Holly (Heigl) and Messer (Duhamel) are two opposing personalities. While Holly is successfully running a small bakery and expanding her work into restaurant potential, Messer is a network sports director who lets basketball games and multiple sexual partners take up most of his life. When the two are set up on a blind date by their best friends, who happen to be a married couple, their differences have them avoiding contact with each other as much as they possibly can. This, however, is made difficult when Holly and Messer become godparents to the daughter of their two best friends – Sophie – who falls into their care when her parents unexpectedly die in a car accident.
Raised on tried and tested conventions of previous fail-proof crowd-pleasing romantic comedies, Life As We Know It nevertheless grows into a story that is more original and distinctive than most other eye-rolling love stories that involve two people who initially hate each other due to the polar extremes of their personalities. While bringing a baby into the mix contributes to more meaningful life lessons that require the characters to sacrifice career advancements and their own fears of becoming a responsible parent for Sophie’s happiness, many of these heartfelt moments are poor ways of compensating for dull jokes regarding baby poop and vomit, the unchallenging gender roles taken on by the two characters and the intensely flat happy ending that has been recycled time and time again in movies.

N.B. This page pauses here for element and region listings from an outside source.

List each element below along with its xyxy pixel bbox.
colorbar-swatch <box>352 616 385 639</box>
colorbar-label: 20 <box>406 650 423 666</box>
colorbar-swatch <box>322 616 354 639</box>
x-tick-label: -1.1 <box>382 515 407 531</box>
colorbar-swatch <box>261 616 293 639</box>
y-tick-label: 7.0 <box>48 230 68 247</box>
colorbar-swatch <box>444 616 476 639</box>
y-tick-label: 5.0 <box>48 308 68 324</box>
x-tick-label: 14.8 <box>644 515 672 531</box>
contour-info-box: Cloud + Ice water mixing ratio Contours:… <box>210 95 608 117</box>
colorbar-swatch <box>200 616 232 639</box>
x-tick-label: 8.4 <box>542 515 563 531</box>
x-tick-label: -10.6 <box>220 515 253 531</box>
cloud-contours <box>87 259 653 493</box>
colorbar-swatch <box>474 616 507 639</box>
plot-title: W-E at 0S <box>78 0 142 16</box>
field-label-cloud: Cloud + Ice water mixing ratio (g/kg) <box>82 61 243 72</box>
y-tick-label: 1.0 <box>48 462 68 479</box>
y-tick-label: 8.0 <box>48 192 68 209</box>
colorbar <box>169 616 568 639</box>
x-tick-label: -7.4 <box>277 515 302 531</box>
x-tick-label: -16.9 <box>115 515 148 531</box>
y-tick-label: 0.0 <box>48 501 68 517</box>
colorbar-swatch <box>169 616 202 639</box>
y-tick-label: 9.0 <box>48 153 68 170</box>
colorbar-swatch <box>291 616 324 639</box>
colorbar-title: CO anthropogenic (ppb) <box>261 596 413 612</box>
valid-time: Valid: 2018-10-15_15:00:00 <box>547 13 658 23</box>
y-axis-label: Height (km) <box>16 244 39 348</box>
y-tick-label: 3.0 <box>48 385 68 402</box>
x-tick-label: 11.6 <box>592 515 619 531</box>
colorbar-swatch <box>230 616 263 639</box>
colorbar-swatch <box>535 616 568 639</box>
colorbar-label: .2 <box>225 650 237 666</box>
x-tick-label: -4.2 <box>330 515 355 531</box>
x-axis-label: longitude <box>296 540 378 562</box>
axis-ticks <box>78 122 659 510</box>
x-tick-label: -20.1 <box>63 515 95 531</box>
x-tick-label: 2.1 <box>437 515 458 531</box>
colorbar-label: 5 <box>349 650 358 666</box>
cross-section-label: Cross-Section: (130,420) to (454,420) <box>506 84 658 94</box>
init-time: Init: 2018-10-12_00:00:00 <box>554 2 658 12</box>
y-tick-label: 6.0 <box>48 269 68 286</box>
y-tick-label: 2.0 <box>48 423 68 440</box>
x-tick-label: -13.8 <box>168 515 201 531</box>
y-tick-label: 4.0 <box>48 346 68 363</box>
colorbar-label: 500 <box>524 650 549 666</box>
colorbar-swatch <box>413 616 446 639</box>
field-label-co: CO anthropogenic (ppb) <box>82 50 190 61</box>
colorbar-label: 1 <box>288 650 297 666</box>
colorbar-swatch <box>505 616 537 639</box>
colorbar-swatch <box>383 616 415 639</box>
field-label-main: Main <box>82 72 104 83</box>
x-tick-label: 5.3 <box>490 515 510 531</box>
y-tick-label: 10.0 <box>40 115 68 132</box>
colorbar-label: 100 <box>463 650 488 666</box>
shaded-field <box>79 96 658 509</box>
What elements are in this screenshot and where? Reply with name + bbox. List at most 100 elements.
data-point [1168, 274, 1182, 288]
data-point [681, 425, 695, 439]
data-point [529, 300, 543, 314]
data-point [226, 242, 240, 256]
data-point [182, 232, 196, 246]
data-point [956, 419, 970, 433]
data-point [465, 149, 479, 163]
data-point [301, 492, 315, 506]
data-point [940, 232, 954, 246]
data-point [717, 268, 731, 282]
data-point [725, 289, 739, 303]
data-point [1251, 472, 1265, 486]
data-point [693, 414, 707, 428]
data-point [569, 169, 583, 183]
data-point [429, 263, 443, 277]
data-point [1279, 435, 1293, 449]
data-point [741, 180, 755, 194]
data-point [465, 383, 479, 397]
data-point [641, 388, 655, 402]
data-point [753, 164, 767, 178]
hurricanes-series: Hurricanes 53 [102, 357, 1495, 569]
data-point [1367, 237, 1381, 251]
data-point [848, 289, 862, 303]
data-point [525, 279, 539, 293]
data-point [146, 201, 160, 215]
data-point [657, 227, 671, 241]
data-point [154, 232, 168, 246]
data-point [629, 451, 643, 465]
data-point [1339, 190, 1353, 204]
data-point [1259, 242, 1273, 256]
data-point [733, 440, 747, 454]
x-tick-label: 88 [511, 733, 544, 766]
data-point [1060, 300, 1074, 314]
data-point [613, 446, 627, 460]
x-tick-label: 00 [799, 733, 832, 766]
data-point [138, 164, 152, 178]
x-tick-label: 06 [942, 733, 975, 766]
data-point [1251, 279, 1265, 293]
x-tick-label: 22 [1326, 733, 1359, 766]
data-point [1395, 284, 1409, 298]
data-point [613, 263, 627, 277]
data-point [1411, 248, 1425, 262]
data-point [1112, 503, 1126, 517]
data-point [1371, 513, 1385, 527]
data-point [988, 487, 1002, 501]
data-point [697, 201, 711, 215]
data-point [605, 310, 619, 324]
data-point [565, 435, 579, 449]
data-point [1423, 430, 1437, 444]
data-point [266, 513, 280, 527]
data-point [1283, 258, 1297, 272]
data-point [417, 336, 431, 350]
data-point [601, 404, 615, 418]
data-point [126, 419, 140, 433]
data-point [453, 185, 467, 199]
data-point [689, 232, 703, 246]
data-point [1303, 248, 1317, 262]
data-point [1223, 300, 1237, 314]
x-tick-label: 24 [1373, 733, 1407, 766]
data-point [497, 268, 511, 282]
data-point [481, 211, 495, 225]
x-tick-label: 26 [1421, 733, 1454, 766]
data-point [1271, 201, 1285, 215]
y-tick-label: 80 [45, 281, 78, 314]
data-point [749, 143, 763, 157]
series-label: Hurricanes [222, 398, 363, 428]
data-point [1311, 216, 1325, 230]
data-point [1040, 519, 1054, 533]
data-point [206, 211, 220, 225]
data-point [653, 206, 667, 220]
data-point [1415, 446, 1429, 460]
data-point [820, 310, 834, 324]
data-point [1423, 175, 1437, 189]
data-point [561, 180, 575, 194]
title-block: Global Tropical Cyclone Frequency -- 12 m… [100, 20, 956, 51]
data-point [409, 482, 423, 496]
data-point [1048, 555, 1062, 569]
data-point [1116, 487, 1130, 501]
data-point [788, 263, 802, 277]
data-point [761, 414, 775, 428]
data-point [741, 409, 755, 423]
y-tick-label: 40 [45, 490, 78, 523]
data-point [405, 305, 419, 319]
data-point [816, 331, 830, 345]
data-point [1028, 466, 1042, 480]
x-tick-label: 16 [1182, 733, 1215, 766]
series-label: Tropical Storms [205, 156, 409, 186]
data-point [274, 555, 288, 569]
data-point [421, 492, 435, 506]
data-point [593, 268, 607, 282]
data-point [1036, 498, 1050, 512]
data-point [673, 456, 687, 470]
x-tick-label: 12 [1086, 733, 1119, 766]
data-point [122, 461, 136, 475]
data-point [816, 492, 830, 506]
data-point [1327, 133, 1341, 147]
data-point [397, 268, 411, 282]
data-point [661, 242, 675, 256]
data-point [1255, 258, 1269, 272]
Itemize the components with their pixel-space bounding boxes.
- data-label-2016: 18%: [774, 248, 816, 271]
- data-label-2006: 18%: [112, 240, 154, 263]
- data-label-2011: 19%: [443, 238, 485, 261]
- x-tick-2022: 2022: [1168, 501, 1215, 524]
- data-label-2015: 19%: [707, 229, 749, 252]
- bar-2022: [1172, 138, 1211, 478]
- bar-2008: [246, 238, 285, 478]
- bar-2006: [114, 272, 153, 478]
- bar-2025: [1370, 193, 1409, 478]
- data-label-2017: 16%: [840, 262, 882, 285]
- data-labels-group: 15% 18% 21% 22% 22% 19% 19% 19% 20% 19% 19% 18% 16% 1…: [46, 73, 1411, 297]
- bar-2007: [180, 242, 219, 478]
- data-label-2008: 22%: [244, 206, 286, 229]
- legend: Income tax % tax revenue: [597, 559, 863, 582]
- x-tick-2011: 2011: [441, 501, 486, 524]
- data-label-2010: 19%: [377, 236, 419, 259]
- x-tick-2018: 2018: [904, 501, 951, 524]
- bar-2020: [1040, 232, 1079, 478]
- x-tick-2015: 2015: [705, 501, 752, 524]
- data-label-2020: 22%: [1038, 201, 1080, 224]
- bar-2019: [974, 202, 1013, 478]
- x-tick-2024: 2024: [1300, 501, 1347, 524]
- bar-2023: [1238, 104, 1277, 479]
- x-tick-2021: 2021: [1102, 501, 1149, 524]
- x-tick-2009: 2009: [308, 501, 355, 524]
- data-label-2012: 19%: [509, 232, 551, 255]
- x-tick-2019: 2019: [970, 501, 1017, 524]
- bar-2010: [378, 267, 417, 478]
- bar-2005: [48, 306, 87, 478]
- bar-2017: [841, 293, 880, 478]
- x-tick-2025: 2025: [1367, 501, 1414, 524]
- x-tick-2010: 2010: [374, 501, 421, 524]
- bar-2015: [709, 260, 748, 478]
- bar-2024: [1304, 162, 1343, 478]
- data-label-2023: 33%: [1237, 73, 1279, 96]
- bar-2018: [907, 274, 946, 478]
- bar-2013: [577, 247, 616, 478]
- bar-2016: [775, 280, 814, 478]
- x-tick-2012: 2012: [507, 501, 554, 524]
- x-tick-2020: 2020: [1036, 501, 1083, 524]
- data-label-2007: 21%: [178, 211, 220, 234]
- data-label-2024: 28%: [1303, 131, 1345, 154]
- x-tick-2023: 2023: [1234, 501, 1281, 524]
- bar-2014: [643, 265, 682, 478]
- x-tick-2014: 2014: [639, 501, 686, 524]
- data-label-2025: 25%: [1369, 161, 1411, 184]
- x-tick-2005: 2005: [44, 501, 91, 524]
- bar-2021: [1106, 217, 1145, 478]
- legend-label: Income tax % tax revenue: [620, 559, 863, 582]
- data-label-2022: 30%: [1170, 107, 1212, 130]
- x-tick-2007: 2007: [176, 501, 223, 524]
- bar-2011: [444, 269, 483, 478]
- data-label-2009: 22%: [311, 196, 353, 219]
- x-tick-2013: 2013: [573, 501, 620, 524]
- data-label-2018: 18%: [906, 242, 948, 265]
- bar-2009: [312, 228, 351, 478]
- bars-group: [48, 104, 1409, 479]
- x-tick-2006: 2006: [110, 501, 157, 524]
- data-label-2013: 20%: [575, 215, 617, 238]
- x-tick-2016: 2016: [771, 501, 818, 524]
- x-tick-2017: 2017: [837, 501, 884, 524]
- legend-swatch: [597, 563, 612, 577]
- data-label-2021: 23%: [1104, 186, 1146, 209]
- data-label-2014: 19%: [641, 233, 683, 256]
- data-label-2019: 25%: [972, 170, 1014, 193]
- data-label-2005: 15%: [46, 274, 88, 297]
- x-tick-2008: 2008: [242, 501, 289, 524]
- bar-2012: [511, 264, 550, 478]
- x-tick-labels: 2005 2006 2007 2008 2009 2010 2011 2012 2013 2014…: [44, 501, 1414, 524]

Having said that, Katherine Heigl and Josh Duhamel have on-screen chemistry as a struggling, but endearing couple, enabling them to dominate most of the screen time without the need for slapstick sidekick actors that force humour onto the audience with their stupidity or eccentricity. In this way, Life As We Know It uses its baby factor as a way of exploring ideas of parenthood and romantic love as two intimately bound experiences, without diverting its attention to dumb jokes or unnecessarily inappropriate gags that mostly try to fill up time in other romantic comedies. With only a few additional scenes that don’t really need additional viewing, Life As We Know It, is a straightforward flick that could have been a little more provocative and interesting if it had fully embraced the baby’s presence as something more than just an excuse to glue two opposing people together. It’s not enough to have you laughing out loud, but its disappointing qualities won’t have you staying up at night.